Fed-SE: Federated Self-Evolution for Privacy-Constrained Multi-Environment LLM Agents
Xiang Chen, Yuling Shi, Qizhen Lan, Yuchao Qiu, Xiaodong Gu
TL;DR
Fed-SE tackles privacy-constrained, cross-environment evolution of LLM agents by combining local, trajectory-filtered self-improvement with global, low-rank aggregation of adapter updates. By freezing the base model and updating lightweight LoRA adapters, it preserves general reasoning while specializing to environments; global aggregation in a low-rank subspace mitigates negative transfer. Empirical results across five heterogeneous tasks show an ~18% improvement over federated baselines and strong gains in long-horizon, reasoning-heavy tasks like Maze. The work demonstrates a practical, communication-efficient pathway to scalable, privacy-preserving continual learning for distributed LLM agents.
Abstract
LLM agents are widely deployed in complex interactive tasks, yet privacy constraints often preclude centralized optimization and co-evolution across dynamic environments. While Federated Learning (FL) has proven effective on static datasets, its extension to the open-ended self-evolution of agents remains underexplored.

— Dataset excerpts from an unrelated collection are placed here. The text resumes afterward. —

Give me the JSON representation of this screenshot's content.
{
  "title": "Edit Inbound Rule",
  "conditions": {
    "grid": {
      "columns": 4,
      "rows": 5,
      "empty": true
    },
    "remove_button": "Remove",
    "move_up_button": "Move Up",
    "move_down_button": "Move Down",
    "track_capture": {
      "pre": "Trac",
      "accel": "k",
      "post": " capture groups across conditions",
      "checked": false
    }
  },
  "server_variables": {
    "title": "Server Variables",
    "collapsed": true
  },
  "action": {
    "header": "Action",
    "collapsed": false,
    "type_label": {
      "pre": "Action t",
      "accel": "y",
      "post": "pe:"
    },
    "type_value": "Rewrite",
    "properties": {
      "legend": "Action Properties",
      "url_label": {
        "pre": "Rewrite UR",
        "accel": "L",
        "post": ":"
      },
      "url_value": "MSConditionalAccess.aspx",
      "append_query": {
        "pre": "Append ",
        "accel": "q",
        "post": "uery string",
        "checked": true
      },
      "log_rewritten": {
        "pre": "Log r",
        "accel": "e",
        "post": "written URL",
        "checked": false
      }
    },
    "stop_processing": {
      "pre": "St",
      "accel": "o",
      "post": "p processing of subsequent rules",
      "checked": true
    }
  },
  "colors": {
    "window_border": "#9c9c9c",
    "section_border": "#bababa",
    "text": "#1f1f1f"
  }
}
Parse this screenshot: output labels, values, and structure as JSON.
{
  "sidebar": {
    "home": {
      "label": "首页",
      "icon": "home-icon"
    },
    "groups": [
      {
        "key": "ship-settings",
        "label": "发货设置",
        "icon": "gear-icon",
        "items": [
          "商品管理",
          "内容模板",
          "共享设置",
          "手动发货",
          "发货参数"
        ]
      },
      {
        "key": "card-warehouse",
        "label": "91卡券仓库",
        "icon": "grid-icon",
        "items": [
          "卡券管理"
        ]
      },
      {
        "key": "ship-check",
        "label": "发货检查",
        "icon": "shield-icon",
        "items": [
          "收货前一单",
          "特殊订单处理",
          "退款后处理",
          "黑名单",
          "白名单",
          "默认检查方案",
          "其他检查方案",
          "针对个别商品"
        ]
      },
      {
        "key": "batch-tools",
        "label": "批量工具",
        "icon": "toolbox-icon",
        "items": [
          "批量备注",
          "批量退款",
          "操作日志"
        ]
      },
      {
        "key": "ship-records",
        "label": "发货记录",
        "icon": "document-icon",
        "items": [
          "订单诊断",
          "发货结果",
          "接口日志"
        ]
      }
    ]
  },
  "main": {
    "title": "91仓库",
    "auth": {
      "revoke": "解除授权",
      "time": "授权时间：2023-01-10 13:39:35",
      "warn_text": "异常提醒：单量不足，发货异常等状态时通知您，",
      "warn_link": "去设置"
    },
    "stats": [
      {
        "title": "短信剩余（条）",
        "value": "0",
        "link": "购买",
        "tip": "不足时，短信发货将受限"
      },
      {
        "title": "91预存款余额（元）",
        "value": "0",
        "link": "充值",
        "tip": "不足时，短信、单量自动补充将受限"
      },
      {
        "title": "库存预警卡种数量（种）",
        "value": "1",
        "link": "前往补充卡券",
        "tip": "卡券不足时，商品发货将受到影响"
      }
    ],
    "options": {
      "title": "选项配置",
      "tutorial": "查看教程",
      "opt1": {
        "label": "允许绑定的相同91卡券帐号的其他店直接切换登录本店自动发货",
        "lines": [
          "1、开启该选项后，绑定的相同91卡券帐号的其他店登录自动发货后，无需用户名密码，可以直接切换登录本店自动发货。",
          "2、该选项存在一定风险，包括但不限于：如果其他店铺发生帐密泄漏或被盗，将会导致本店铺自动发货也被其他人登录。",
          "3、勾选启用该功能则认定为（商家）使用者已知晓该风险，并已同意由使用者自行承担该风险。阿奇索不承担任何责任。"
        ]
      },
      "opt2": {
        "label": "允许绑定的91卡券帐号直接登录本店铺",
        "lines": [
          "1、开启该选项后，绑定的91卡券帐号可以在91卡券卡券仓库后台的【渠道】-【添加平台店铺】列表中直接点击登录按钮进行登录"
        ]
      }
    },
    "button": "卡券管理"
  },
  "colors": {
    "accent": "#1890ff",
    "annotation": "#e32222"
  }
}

Directly applying standard FL is challenging: heterogeneous tasks and sparse, trajectory-level rewards introduce severe gradient conflicts, destabilizing the global optimization process. To bridge this gap, we propose Fed-SE, a Federated Self-Evolution framework for LLM agents. Fed-SE establishes a local evolution-global aggregation paradigm. Locally, agents employ parameter-efficient fine-tuning on filtered, high-return trajectories to achieve stable gradient updates. Globally, Fed-SE aggregates updates within a low-rank subspace that disentangles environment-specific dynamics, effectively reducing negative transfer across clients. Experiments across five heterogeneous environments demonstrate that Fed-SE improves average task success rates by approximately 18% over federated baselines, validating its effectiveness in robust cross-environment knowledge transfer in privacy-constrained deployments.